L’interprétation des règles Bâle 3 par la Fed coûtera cher à JPMorgan

le 11/12/2014 L'AGEFI Quotidien / Edition de 7H

La banque américaine pourrait avoir à lever 22 milliards de dollars de fonds propres durs d’ici à 2019 pour constituer sa surcharge en capital systémique.

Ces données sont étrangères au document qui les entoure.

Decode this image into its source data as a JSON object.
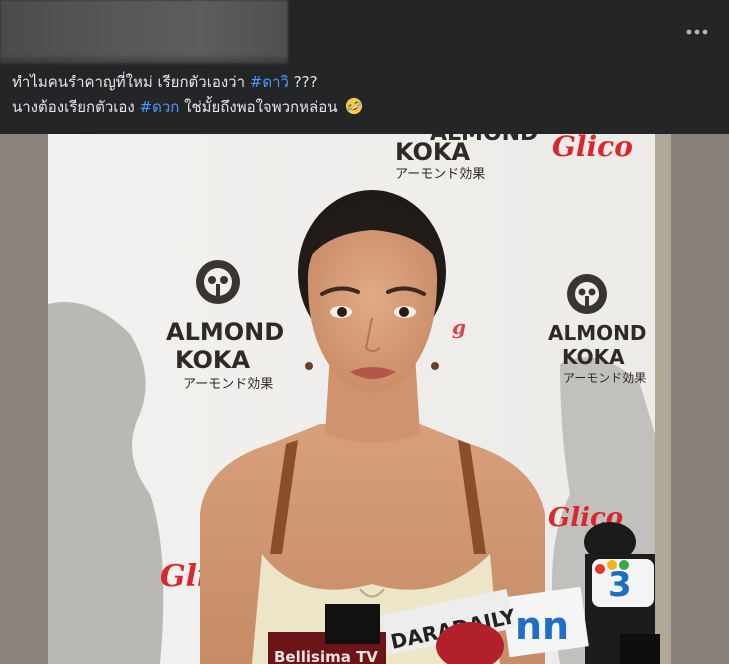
{
  "post": {
    "menu_icon": "more-horizontal-icon",
    "caption": {
      "line1_text": "ทำไมคนรำคาญที่ใหม่ เรียกตัวเองว่า ",
      "line1_hashtag": "#ดาวิ",
      "line1_suffix": " ???",
      "line2_text": "นางต้องเรียกตัวเอง ",
      "line2_hashtag": "#ดวก",
      "line2_suffix": " ใช่มั้ยถึงพอใจพวกหล่อน",
      "emoji": "rolling-on-floor-laughing-emoji"
    },
    "photo": {
      "backdrop_brand": "ALMOND",
      "backdrop_brand2": "KOKA",
      "backdrop_japanese": "アーモンド効果",
      "backdrop_logo2": "Glico",
      "mic_label_1": "DARADAILY",
      "mic_label_2": "nn",
      "mic_label_3": "3",
      "mic_label_4": "Bellisima TV"
    }
  },
  "colors": {
    "background": "#242526",
    "text": "#e4e6eb",
    "hashtag": "#4599ff",
    "glico_red": "#d9272e"
  }
}
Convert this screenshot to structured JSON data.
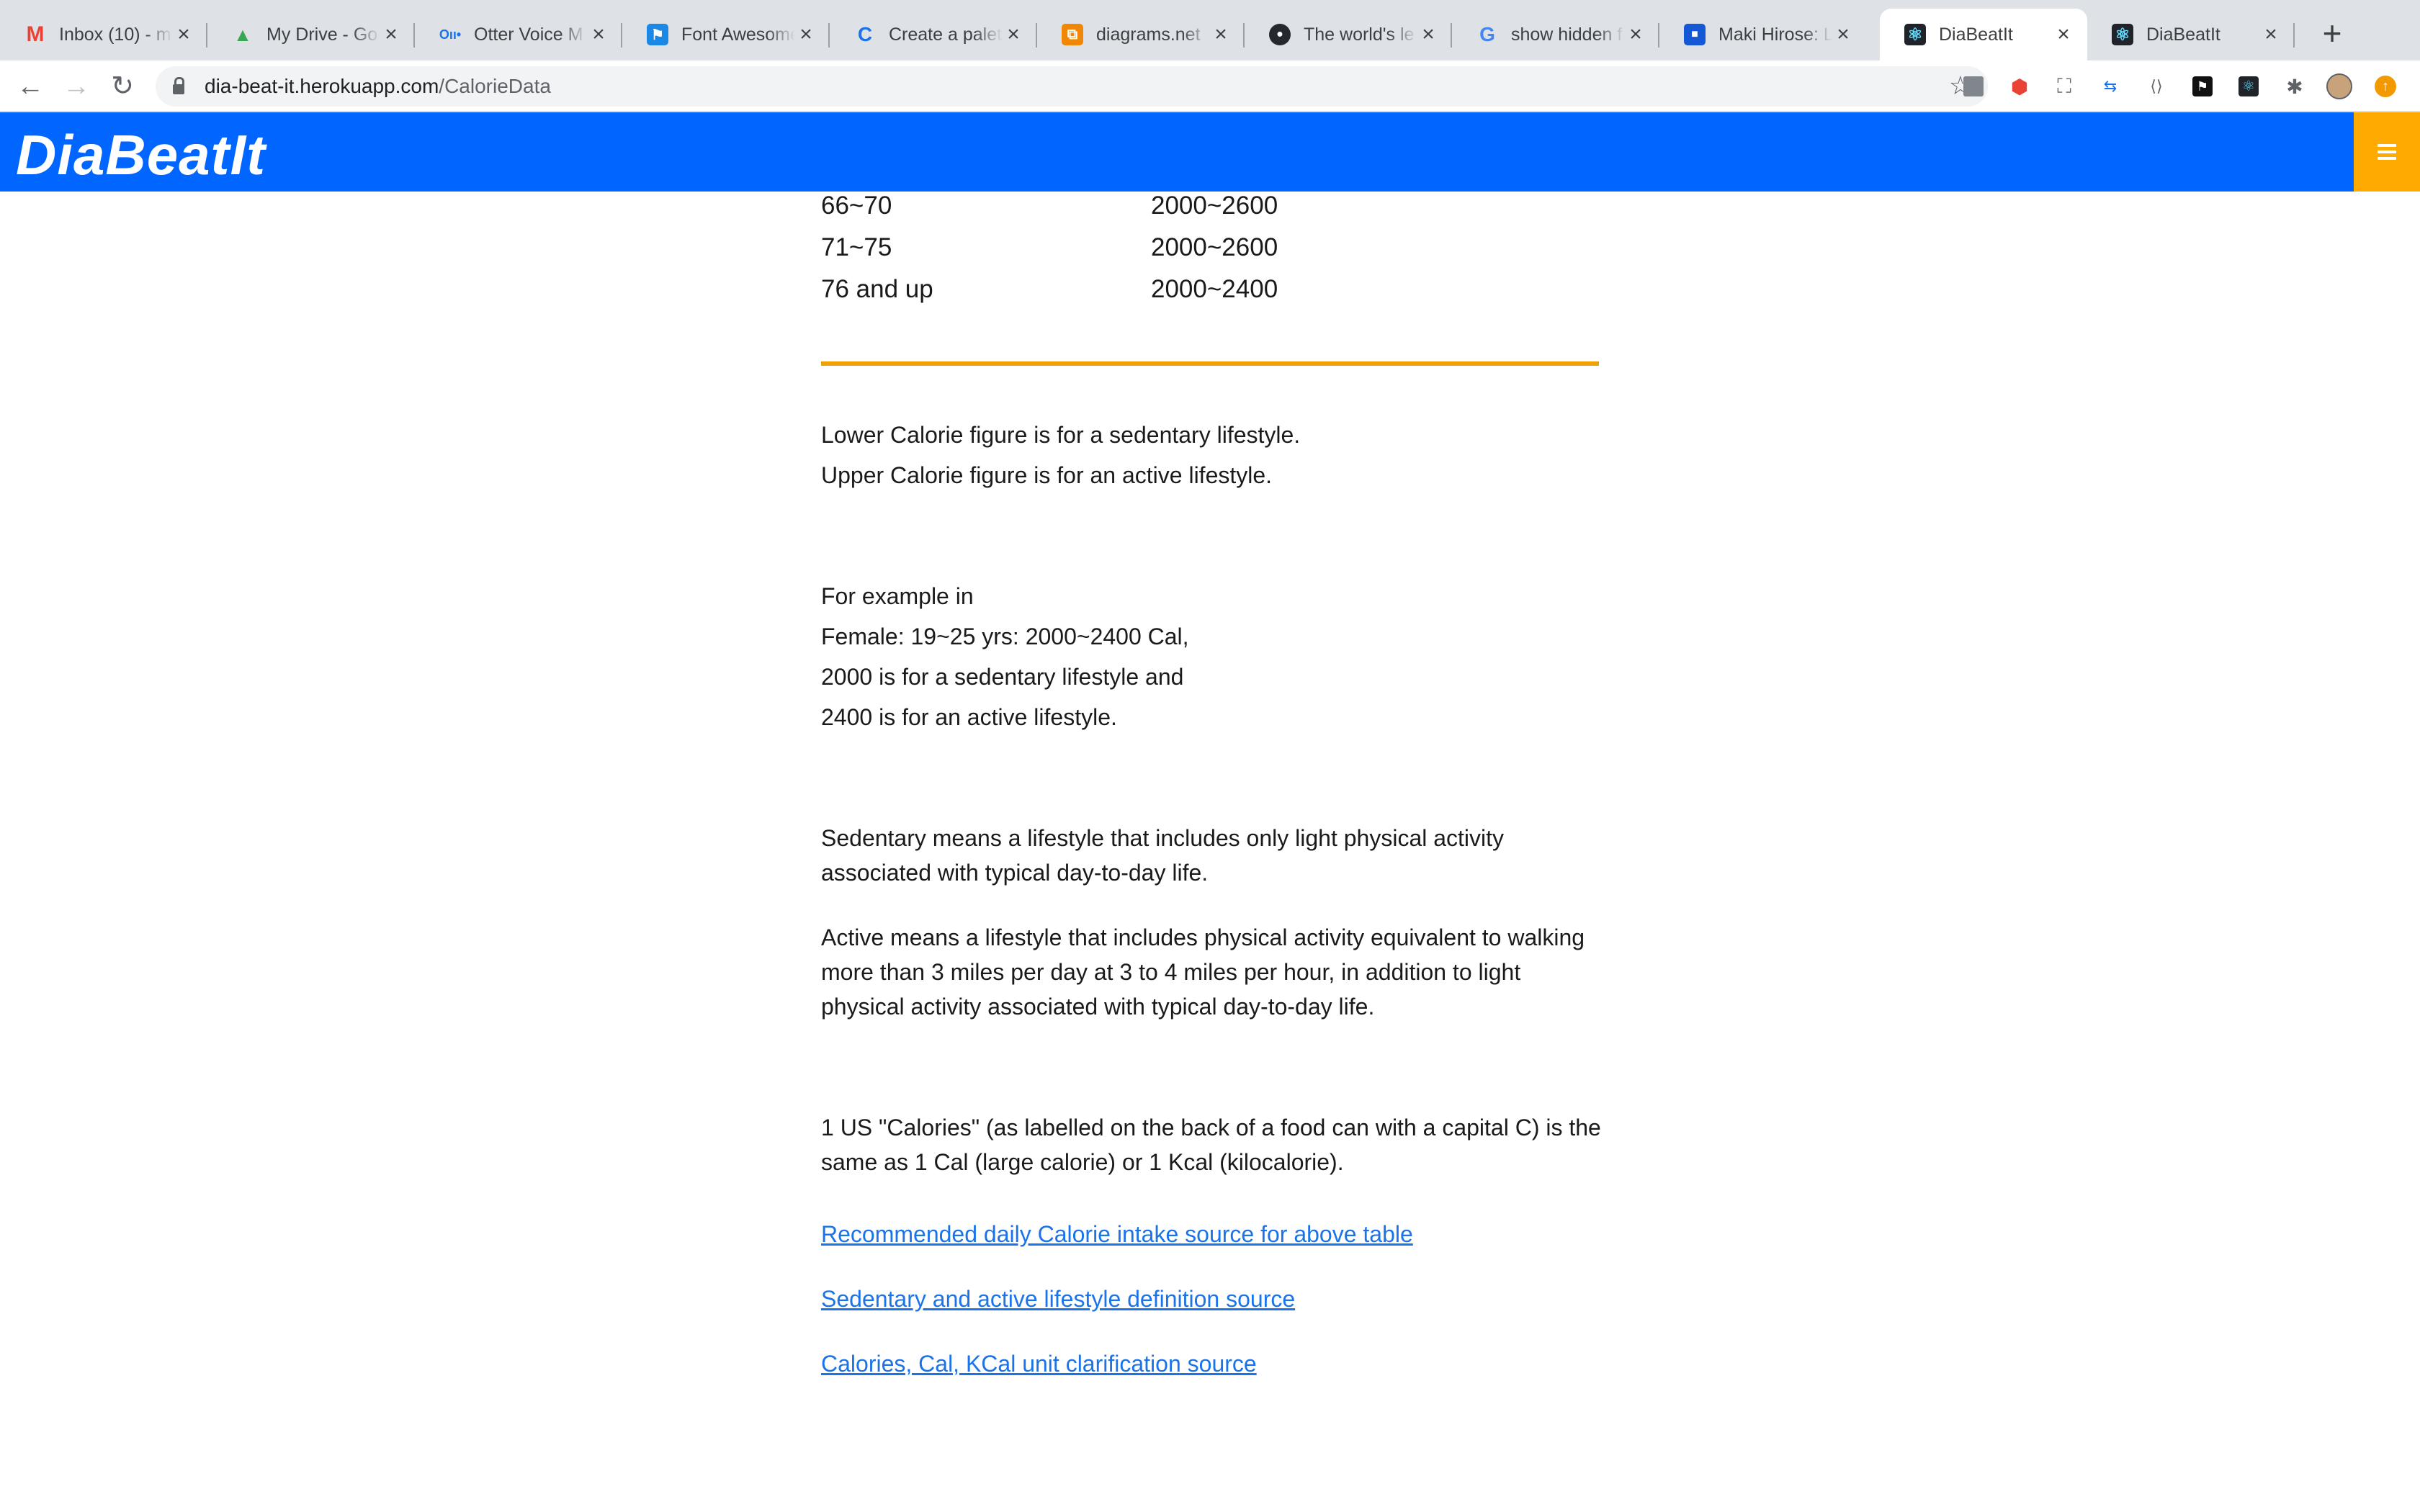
{
  "browser": {
    "tabs": [
      {
        "title": "Inbox (10) - m",
        "icon": "gmail-icon",
        "color": "#ea4335",
        "glyph": "M"
      },
      {
        "title": "My Drive - Go",
        "icon": "google-drive-icon",
        "color": "#34a853",
        "glyph": "▲"
      },
      {
        "title": "Otter Voice M",
        "icon": "otter-icon",
        "color": "#1a73e8",
        "glyph": "oo"
      },
      {
        "title": "Font Awesome",
        "icon": "font-awesome-flag-icon",
        "color": "#1c88e5",
        "glyph": "⚑"
      },
      {
        "title": "Create a palet",
        "icon": "coolors-icon",
        "color": "#1a73e8",
        "glyph": "C"
      },
      {
        "title": "diagrams.net",
        "icon": "diagrams-net-icon",
        "color": "#f08705",
        "glyph": "⧉"
      },
      {
        "title": "The world's le",
        "icon": "github-icon",
        "color": "#24292e",
        "glyph": "●"
      },
      {
        "title": "show hidden f",
        "icon": "google-icon",
        "color": "#4285f4",
        "glyph": "G"
      },
      {
        "title": "Maki Hirose: L",
        "icon": "trello-icon",
        "color": "#1558d6",
        "glyph": "■"
      },
      {
        "title": "DiaBeatIt",
        "icon": "react-icon",
        "color": "#20232a",
        "glyph": "⚛"
      },
      {
        "title": "DiaBeatIt",
        "icon": "react-icon",
        "color": "#20232a",
        "glyph": "⚛"
      }
    ],
    "active_tab_index": 9,
    "url_host": "dia-beat-it.herokuapp.com",
    "url_path": "/CalorieData"
  },
  "app": {
    "brand": "DiaBeatIt"
  },
  "calorie_table": {
    "rows": [
      {
        "age": "66~70",
        "calories": "2000~2600"
      },
      {
        "age": "71~75",
        "calories": "2000~2600"
      },
      {
        "age": "76 and up",
        "calories": "2000~2400"
      }
    ]
  },
  "notes": {
    "lower_line": "Lower Calorie figure is for a sedentary lifestyle.",
    "upper_line": "Upper Calorie figure is for an active lifestyle.",
    "example": [
      "For example in",
      "Female: 19~25 yrs: 2000~2400 Cal,",
      "2000 is for a sedentary lifestyle and",
      "2400 is for an active lifestyle."
    ],
    "sedentary_definition": "Sedentary means a lifestyle that includes only light physical activity associated with typical day-to-day life.",
    "active_definition": "Active means a lifestyle that includes physical activity equivalent to walking more than 3 miles per day at 3 to 4 miles per hour, in addition to light physical activity associated with typical day-to-day life.",
    "calorie_unit_note": "1 US \"Calories\" (as labelled on the back of a food can with a capital C) is the same as 1 Cal (large calorie) or 1 Kcal (kilocalorie)."
  },
  "links": [
    "Recommended daily Calorie intake source for above table",
    "Sedentary and active lifestyle definition source",
    "Calories, Cal, KCal unit clarification source"
  ]
}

Daniel Tarullo a tenu parole. Le gouverneur de la Réserve fédérale (Fed) en charge de la régulation financière, qui avait déclaré mi-septembre devant le Sénat que les contraintes en capital américaines seraient les plus strictes au monde, a présenté mardi soir un projet de règlement. Celui-ci pourrait porter jusqu’à 4,5% la surcharge en capital imposée aux établissements américains «systémiques». Nettement plus élevé que le niveau maximum de 2,5% actuellement prévu par les normes Bâle 3, ce seuil concernerait pour l'essentiel JPMorgan, selon le mode de calcul présenté par la Fed.

La banque américaine, qui occupe aux côtés de HSBC la tête du classement des établissements systémiques défini par la FSB, devrait en conséquence porter d’ici à 2019 son ratio CET1 à 11,5% de ses «actifs pondérés du risque» (RWA), si l’on tient compte du niveau minimal de 7% exigé sous Bâle 3 pour tout établissement bancaire. Etant donné le ratio de 10,1% affiché par JPMorgan à la fin du troisième trimestre, la banque devrait ainsi lever environ 22 milliards de dollars d’ici à 2019 pour combler cet écart de 140 points de base, selon Nomura.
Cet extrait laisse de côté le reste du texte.